The biggest differences between the two JITs are: 1. PyPy is meta tracing, CPython is tracing 2. PyPy has "standard" code generation backends, CPython has copy&patch. 3. CPython so far uses "trace projection" while PyPy uses "trace recording".
(1+2) make CPython JIT much faster to compile and warmup than PyPy, although I suspect that most of the gain is because of (1). However, this comes at the expense of generality, because in PyPy you can automatically trace across all builtins, whereas in CPython you are limited to the bytecode.
Trace projection looked very interesting to me because it automatically solve a problem which I found everywhere in real world code: if you do trace recording, you don't know whether you will be actually able to close the loop, and so you must decide to give up after a certain threshold ("trace too long"). The problem is that there doesn't seem to be threshold which is generally good, so you always end up tracing too much (big warmup costs + literally you are doing unnecessary work) or not enough (the generated code is less optimal, sometimes up to 5-10x).
With trace projection you decide which loop to optimize "in retrospect" so you don't have that specific problem. However, you have OTHER problems (in particular that you don't know the actual values used in the trace) which makes it harder to optimize, so CPython JIT plans to switch to trace recording.

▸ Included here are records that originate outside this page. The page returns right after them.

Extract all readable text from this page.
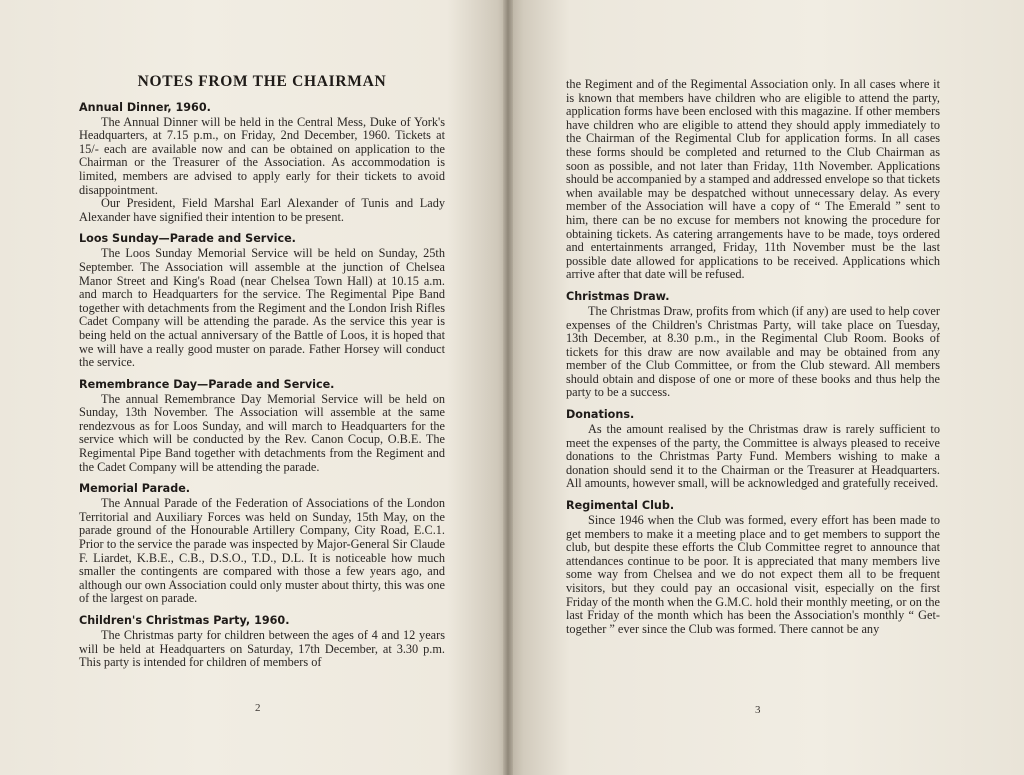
NOTES FROM THE CHAIRMAN
Annual Dinner, 1960.

The Annual Dinner will be held in the Central Mess, Duke of York's Headquarters, at 7.15 p.m., on Friday, 2nd December, 1960. Tickets at 15/- each are available now and can be obtained on application to the Chairman or the Treasurer of the Association. As accommodation is limited, members are advised to apply early for their tickets to avoid disappointment.

Our President, Field Marshal Earl Alexander of Tunis and Lady Alexander have signified their intention to be present.

Loos Sunday—Parade and Service.

The Loos Sunday Memorial Service will be held on Sunday, 25th September. The Association will assemble at the junction of Chelsea Manor Street and King's Road (near Chelsea Town Hall) at 10.15 a.m. and march to Headquarters for the service. The Regimental Pipe Band together with detachments from the Regiment and the London Irish Rifles Cadet Company will be attending the parade. As the service this year is being held on the actual anniversary of the Battle of Loos, it is hoped that we will have a really good muster on parade. Father Horsey will conduct the service.

Remembrance Day—Parade and Service.

The annual Remembrance Day Memorial Service will be held on Sunday, 13th November. The Association will assemble at the same rendezvous as for Loos Sunday, and will march to Headquarters for the service which will be conducted by the Rev. Canon Cocup, O.B.E. The Regimental Pipe Band together with detachments from the Regiment and the Cadet Company will be attending the parade.

Memorial Parade.

The Annual Parade of the Federation of Associations of the London Territorial and Auxiliary Forces was held on Sunday, 15th May, on the parade ground of the Honourable Artillery Company, City Road, E.C.1. Prior to the service the parade was inspected by Major-General Sir Claude F. Liardet, K.B.E., C.B., D.S.O., T.D., D.L. It is noticeable how much smaller the contingents are compared with those a few years ago, and although our own Association could only muster about thirty, this was one of the largest on parade.

Children's Christmas Party, 1960.

The Christmas party for children between the ages of 4 and 12 years will be held at Headquarters on Saturday, 17th December, at 3.30 p.m. This party is intended for children of members of

2

the Regiment and of the Regimental Association only. In all cases where it is known that members have children who are eligible to attend the party, application forms have been enclosed with this magazine. If other members have children who are eligible to attend they should apply immediately to the Chairman of the Regimental Club for application forms. In all cases these forms should be completed and returned to the Club Chairman as soon as possible, and not later than Friday, 11th November. Applications should be accompanied by a stamped and addressed envelope so that tickets when available may be despatched without unnecessary delay. As every member of the Association will have a copy of “ The Emerald ” sent to him, there can be no excuse for members not knowing the procedure for obtaining tickets. As catering arrangements have to be made, toys ordered and entertainments arranged, Friday, 11th November must be the last possible date allowed for applications to be received. Applications which arrive after that date will be refused.

Christmas Draw.

The Christmas Draw, profits from which (if any) are used to help cover expenses of the Children's Christmas Party, will take place on Tuesday, 13th December, at 8.30 p.m., in the Regimental Club Room. Books of tickets for this draw are now available and may be obtained from any member of the Club Committee, or from the Club steward. All members should obtain and dispose of one or more of these books and thus help the party to be a success.

Donations.

As the amount realised by the Christmas draw is rarely sufficient to meet the expenses of the party, the Committee is always pleased to receive donations to the Christmas Party Fund. Members wishing to make a donation should send it to the Chairman or the Treasurer at Headquarters. All amounts, however small, will be acknowledged and gratefully received.

Regimental Club.

Since 1946 when the Club was formed, every effort has been made to get members to make it a meeting place and to get members to support the club, but despite these efforts the Club Committee regret to announce that attendances continue to be poor. It is appreciated that many members live some way from Chelsea and we do not expect them all to be frequent visitors, but they could pay an occasional visit, especially on the first Friday of the month when the G.M.C. hold their monthly meeting, or on the last Friday of the month which has been the Association's monthly “ Get-together ” ever since the Club was formed. There cannot be any

3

The problem of cpyext is that it's super slow, for good reasons: https://pypy.org/posts/2018/09/inside-cpyext-why-emulating-c...
There are efforts to create a new C API which is more friendly to alternative implementations (including CPython itself, when they want to change how they do things internally): https://hpyproject.org/ https://github.com/py-ni
Diagram: https://docs.julialang.org/en/v1/devdocs/img/compiler_diagra...
Documentation: https://docs.julialang.org/en/v1/devdocs/eval/
From what I understand, Julia doesn’t do any tracing at all, it just compiles each function based on the types it receives. Obviously Python doesn’t have multiple dispatch, but that actually might make compilation easier. Swap out the LLVM step with python's IR and they could probably expect a pretty substantial performance improvement. That said I don’t know anything about compilers, I just use both Python and Julia.
I'm not sure exactly how it differs from most JavaScript JITs, but I believe it just compiles each method once for each set of function argument types - for example, it doesn't try to dynamically determine the types of local variables.
One big advantage of tracing JITs is that they are generally easier to write an to maintain. For the specific case of PyPy, it's actually a "meta tracing JIT": you trace the interpreter, not the underlying program, which TL;DR means that you can write the interpreter (which is "easy") and you get a JIT compiler for free. The basic assumption of a tracing JIT is that you have one or more "hot loops" in which you have one (or few) fast paths which are taken most of the time.
If the assumption holds, tracing has big advantages because you eliminate most of dynamism and you automatically inline across multiple layer of function calls, which in turns make it possible to eliminate allocation of most temporary objects. The problem is that the assumption not always holds, and that's where you start to get problems.
But methods JITs are not THE solution either. Meta has a whole team developing Cinder, which is a method JIT for Python, but they had to introduce what they call "static python", which is an opt-in sets of constraints to remove some Python dynamism to make the JIT job easier.
Finally, as soon as you call any C extension, any JIT is out of luck and must deoptimize to present a "state of the world" which is compatible with that the C extension finds.